Why are there three $p$-orbitals?

Question

This question is specifically about Schrödinger quantum mechanics, but if an answer in some other mode would illuminate it could be acceptable, as demonstrating a physical or mathematical reason for added axioms.

In short - since the p-orbital has rotational symmetry about only one axis, but the potential of a point charge has spherical symmetry, a specific solution corresponding to a p-orbital should also be a solution when arbitrarily rotated. That means there is an infinite number of p-orbital solutions in this context. However, the dimension of the solution space for the given energy, that is, the eigenspace for the given eigenvalue is presumably exactly three. One can use three axial p-orbitals to span the whole eigenspace.

Thus the exclusion principle for fermions seems to be that there are at most the dimension of the eigenspace number of particles in an eigenspace rather than 1 particle in an orbital, if an orbital is taken as a solution to the Schrödinger equation.

Can anyone confirm or deny this line of reasoning? And provide a reference to explicit statement in the literature?

Answer 1

… if an answer in some other mode would illuminate it could be acceptable, as demonstrating a physical or mathematical reason for added axioms.

There is a reason from chemistry which I want to discuss. Perhaps you know, that the observation of Methane and other chemical compounds led Linus Pauling to the concept of $sp^x$-hybridisations. The Carbon in Methane has 2 electrons in the s-subshell (to talk about orbitals is common but I think not precise because nothing is rotating nor moving) and 2 electrons in the p-subshells. But in the compound with the electrons from 4 Hydrogen atoms it was observed a tetrahedral structure:

So these observations show that in compounds the electrons from s- and p-subshells behave in the same manner, they are indistinguishable.

The more interesting point is the fact that the subshells are calculated from spherical harmonics and for Euclidean coordinates. What was calculated is something like this:

But would it be possible to calculate some spherical harmonics with a tetrahedral structure? The answer is clearly yes:

(From the visualization of spherical harmonics)

There are 8 equally distributed directions with positive and negative signs. Please pay attention to the fact that around every positive area are exactly 3 negative areas and on the corners are exactly 3 positive areas. The same in analogy holds of course for the all negative areas. If interprete the signs as the direction of magnetic dipoles one get 8 electrons in perfect equilibration and this is an amazing model of the Neon atom.

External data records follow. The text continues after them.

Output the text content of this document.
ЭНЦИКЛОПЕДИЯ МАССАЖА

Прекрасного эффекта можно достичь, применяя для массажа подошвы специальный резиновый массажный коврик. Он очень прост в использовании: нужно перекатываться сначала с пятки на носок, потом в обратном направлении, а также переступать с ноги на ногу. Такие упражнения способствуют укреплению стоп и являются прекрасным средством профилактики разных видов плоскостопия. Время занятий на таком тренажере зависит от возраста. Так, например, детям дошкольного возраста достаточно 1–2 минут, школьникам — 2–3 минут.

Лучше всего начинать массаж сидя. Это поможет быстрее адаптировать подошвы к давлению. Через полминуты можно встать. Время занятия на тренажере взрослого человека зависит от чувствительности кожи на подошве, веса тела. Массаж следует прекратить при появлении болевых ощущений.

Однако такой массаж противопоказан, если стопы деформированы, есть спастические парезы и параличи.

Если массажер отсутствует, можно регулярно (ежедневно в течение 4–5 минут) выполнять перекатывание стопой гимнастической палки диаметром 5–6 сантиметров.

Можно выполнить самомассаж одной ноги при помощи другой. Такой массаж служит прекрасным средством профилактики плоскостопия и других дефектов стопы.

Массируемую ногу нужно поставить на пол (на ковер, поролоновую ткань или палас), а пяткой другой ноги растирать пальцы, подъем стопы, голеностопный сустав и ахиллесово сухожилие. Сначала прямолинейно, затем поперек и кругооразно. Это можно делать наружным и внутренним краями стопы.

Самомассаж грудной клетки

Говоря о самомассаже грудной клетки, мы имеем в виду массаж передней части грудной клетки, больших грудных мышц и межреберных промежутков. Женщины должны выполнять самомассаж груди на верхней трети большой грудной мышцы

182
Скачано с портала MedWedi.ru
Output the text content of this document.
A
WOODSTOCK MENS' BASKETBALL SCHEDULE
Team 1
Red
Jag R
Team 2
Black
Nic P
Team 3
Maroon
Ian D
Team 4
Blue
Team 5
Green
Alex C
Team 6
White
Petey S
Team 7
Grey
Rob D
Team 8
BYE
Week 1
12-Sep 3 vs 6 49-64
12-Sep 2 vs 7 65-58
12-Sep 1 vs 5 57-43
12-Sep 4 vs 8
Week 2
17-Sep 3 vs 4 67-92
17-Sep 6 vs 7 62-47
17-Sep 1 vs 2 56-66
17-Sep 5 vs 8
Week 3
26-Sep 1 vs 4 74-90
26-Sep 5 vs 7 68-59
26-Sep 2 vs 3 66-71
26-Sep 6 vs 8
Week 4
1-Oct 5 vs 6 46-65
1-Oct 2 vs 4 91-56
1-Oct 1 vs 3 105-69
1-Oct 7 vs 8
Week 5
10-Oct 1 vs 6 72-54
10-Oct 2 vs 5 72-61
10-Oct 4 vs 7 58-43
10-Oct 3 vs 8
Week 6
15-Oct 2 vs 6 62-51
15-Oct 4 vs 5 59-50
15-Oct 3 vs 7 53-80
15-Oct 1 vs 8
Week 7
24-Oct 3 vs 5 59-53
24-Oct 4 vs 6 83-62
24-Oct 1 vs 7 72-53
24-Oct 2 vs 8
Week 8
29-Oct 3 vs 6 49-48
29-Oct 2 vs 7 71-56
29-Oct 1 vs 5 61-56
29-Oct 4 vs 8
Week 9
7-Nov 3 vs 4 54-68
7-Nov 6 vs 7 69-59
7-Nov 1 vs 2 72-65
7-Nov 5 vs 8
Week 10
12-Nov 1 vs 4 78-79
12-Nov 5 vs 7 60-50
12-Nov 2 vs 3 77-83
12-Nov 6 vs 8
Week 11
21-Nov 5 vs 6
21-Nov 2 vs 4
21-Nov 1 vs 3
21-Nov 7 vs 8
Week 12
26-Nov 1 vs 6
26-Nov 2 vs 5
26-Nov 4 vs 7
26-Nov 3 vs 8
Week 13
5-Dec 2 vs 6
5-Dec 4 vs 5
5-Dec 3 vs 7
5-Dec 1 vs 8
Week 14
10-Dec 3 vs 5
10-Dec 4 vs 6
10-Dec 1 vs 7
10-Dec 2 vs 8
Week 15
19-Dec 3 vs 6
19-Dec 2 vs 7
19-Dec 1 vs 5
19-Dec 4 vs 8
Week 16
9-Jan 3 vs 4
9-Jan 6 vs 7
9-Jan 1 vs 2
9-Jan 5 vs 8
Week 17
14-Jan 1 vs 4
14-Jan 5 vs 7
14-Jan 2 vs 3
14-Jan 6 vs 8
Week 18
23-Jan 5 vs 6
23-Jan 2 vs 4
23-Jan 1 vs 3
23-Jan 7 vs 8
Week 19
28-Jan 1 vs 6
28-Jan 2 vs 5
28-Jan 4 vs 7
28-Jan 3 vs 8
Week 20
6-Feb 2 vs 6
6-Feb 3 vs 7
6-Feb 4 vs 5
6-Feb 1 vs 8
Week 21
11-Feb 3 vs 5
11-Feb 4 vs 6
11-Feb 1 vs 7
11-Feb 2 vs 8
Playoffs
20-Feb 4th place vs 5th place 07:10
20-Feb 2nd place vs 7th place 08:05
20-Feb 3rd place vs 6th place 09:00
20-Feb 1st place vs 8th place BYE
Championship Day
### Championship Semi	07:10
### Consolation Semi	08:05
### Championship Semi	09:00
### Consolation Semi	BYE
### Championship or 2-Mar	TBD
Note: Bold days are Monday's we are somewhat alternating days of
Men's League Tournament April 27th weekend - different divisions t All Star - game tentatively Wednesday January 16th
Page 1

In short - since the p-orbital has rotational symmetry about only one axis, but the potential of a point charge has spherical symmetry, a specific solution corresponding to a p-orbital should also be a solution when arbitrarily rotated. That means there is an infinite number of p-orbital solutions in this context.

Science is a mix of learned knowledge and thinking of unthinkable. Your statement gives the thinking a new impulse but will be meet with resistance.

All images from Wikipedia.

Answer 2

Thus the exclusion principle for fermions seems to be that there are at most the dimension of the eigenspace number of particles in an eigenspace rather than 1 particle in an orbital, if an orbital is taken as a solution to the Schrödinger equation.

Your reasoning is correct. We don't normally frame things in this way because it is clunker than y the strictly-equivalent language of one particle per orbital in a linearly-independent set, but your description is somewhat more accurate.

The true underpinnings of this structure is the fact that multi-electron states must be antisymmetric with particle exchange; if you want to produce such a state given a set of orbitals, then you apply a procedure called antisymmetrization, and you end up with a state called a Slater determinant. If you start with more electrons than the dimension of the space spanned by your orbitals, then the Slater determinant will vanish.

Furthermore, as you correctly note, what really matters in a multi-electron state is strictly the subspace spanned by the constituent orbitals, and not the specific choice of orbitals as a basis for that subspace. For more on that, see Are orbitals observable physical quantities in a many-electron setting?.

More generally, the passage from the naive Pauli exclusion principle to the fully-grown version in terms of antisymmetrized Slater determinants is treated at length in any atomic physics textbook; if you want something specific I'll recommend Haken and Wolf's The physics of atoms and quanta, but any textbook should do.

Answer 3

but the potential of a point charge has spherical symmetry, a specific solution corresponding to a p-orbital should also be a solution when arbitrarily rotated. That means there is an infinite number of p-orbital solutions in this context.

When the Hamiltonian has a symmetry, the solution does not need to be invariant under the same symmetry. But it has to obey certain transformational properties under the group action. Mathematically speaking, a symmetry is a group action, and the solutions of a symmetric Hamiltonian are representations of the group. Any representation of a group can be written as a sum of irreducible representation of the group.